Le matériel de bureau et les fournitures ne sont pas encore intégralement à la disposition des écoles (Ph : l’Evénement)


Le dilemme…

Mais il semble qu’à se préoccuper des gens trop loin de la capitale, on oublie certains trop proches. C’est ce que semblait nous dire une directrice, (CEB de Ouaga 4), jointe à la date du 4 octobre 2013. « Et c’est sûr qu’on n’aura pas ce nécessaire avant deux semaines.
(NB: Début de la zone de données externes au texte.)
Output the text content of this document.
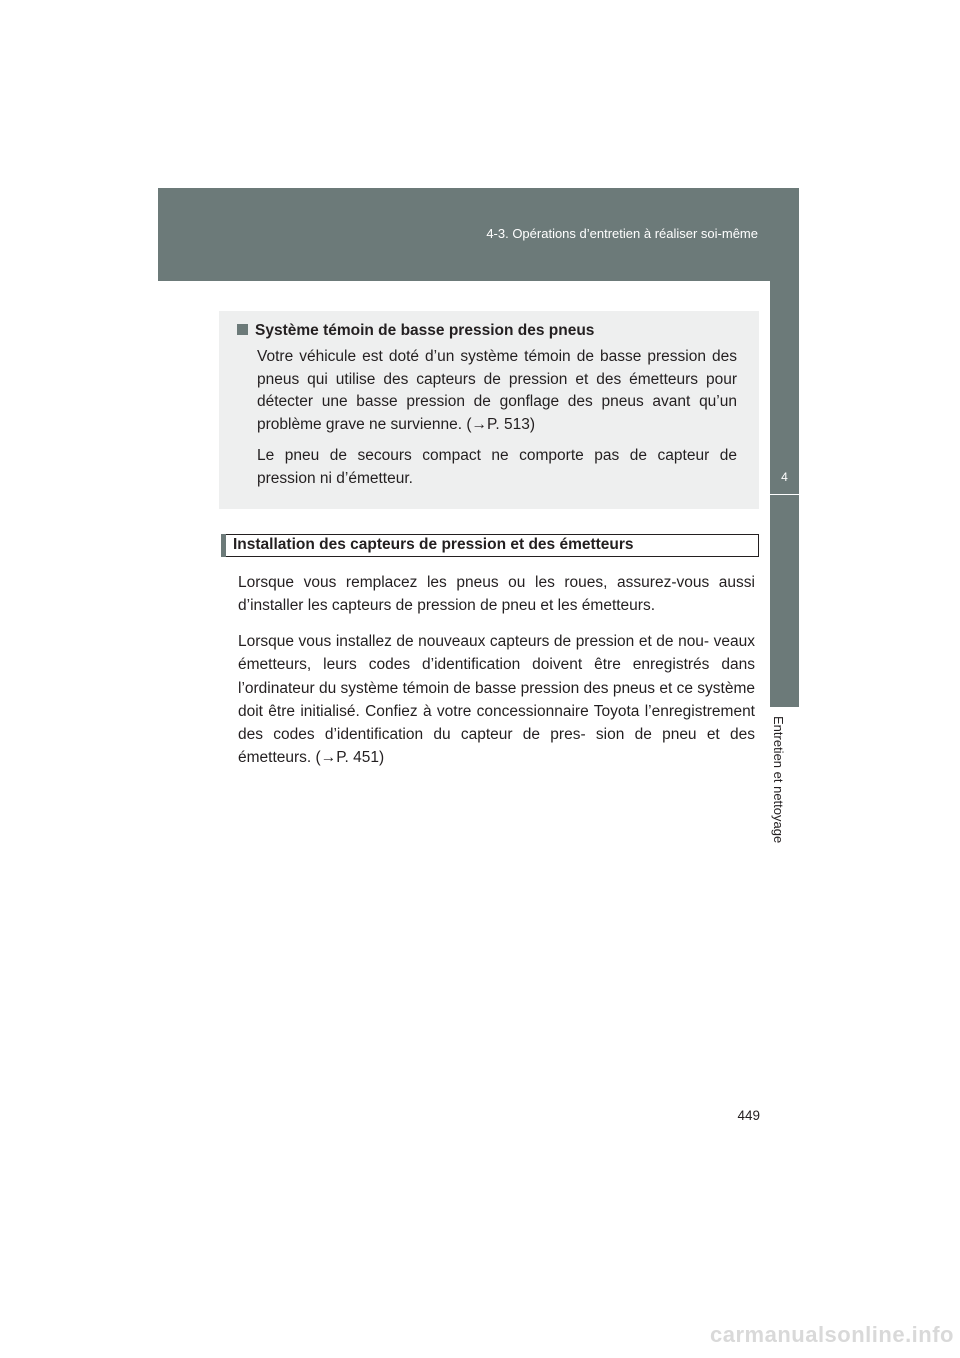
4-3. Opérations d’entretien à réaliser soi-même
4
Entretien et nettoyage
Système témoin de basse pression des pneus
Votre véhicule est doté d’un système témoin de basse pression des pneus qui utilise des capteurs de pression et des émetteurs pour détecter une basse pression de gonflage des pneus avant qu’un problème grave ne survienne. (→P. 513)
Le pneu de secours compact ne comporte pas de capteur de pression ni d’émetteur.
Installation des capteurs de pression et des émetteurs
Lorsque vous remplacez les pneus ou les roues, assurez-vous aussi d’installer les capteurs de pression de pneu et les émetteurs.
Lorsque vous installez de nouveaux capteurs de pression et de nou- veaux émetteurs, leurs codes d’identification doivent être enregistrés dans l’ordinateur du système témoin de basse pression des pneus et ce système doit être initialisé. Confiez à votre concessionnaire Toyota l’enregistrement des codes d’identification du capteur de pres- sion de pneu et des émetteurs. (→P. 451)
449
carmanualsonline.info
Alors que d’un côté aussi on nous interdit de prescrire aux parents les listes de fournitures » fait-elle savoir. En même temps on les met en demeure de commencer les cours dès le 1er octobre si bien qu’actuellement « les enseignants sont dans l’expectative ».

La ministre Boly interpellée sur la question, le 22 octobre à l’émission « …du Gouvernement » sur la TNB à enjoint les parents d’élèves à signaler de telles anomalies pour permettre à ses services d’agir. « S’il ya des difficultés, nous avons constitué un stock de secours pour y faire face », a-t-elle rassurée. 

Retard dommageable

Sur la même question du retard dans l’acheminement des fournitures scolaires, Blégné Séma, secrétaire général du SNEAB s’est prononcé. Extrait de ces propos : La question des fournitures scolaires est le gros problème que rencontrent les enseignants. Dès lors que l’on a annoncé aux parents d’élèves que c’est devenu gratuit et qu’ils n’avaient pas à acheter des fournitures, le 1er octobre chaque élève vient les bras ballants. C’est là le « casse-tête » des enseignants. Actuellement c’est décentralisé ; on a remis aux communes cette tâche, c’est elles qui lancent les commandes, qui réceptionnent et qui redistribuent les fournitures aux écoles. Il y a beaucoup de problèmes à ce niveau. Et le premier qui se pose c’est le retard dans l’acquisition du matériel. Le 2e est celui de la qualité. On peut remettre aux élèves des fournitures qui laissent à désirer. Deux semaines à peine après l’achat d’un cahier neuf, la couverture est déjà partie et les feuilles vont en lambeau. Ces feuilles sont tellement fines que le stylo les transperce. Des stylos qu’on donne et qui ne peuvent pas écrire.

Sur cette question aussi et à la même émission, la ministre Boly a indiqué qu’elle était informée du problème. Les cas signalés de mauvaises fournitures ont été signalés à l’ASCE qui a diligenté des enquêtes et la justice est saisie.

Il reste encore dans certains cas, les parents sont obligés de payer tout de même des fournitures d’amorce aux enfants avant que celles de l’Etat n’arrivent. En fait, les enseignants leur mettent la pression pour pouvoir démarrer les cours. Les enseignants sont donc obligés par moment d’aller au-delà de leurs prérogatives souvent même en chassant les enfants. Cela est parfois source de conflits entre les enseignants et les parents d’élèves.

Basidou KINDA


Le 12 octobre 2013, le ministre de l’éducation nationale et de l’alphabétisation (MENA) Koumba/Boly a rencontré les organisations syndicales de l’éducation. L’objectif de cette entrevue était de discuter sur le programme de développement stratégique de l’éducation de base (PDSEB 2012- 2021) et particulièrement sur la mise en œuvre du CONTINUUM. Et comme toute réforme amène à bousculer l’existant, Tolé Sagnon, président du mois des syndicats, dit : « le mouvement syndical a besoin de comprendre, de mieux cerner, non seulement le contenu du plan décennal mais aussi les réformes que ce contenu implique » Du reste, les syndicats doivent travailler à ce que ces réformes soient les meilleures possibles. Pour le ministre Koumba/Boly c’était un cadre idéal pour échanger avec les syndicats sur les différentes réformes entreprises par le gouvernement dans le domaine de l’éducation et surtout la possibilité de travailler ensemble afin que la mise en place du plan décennal soit une réussite.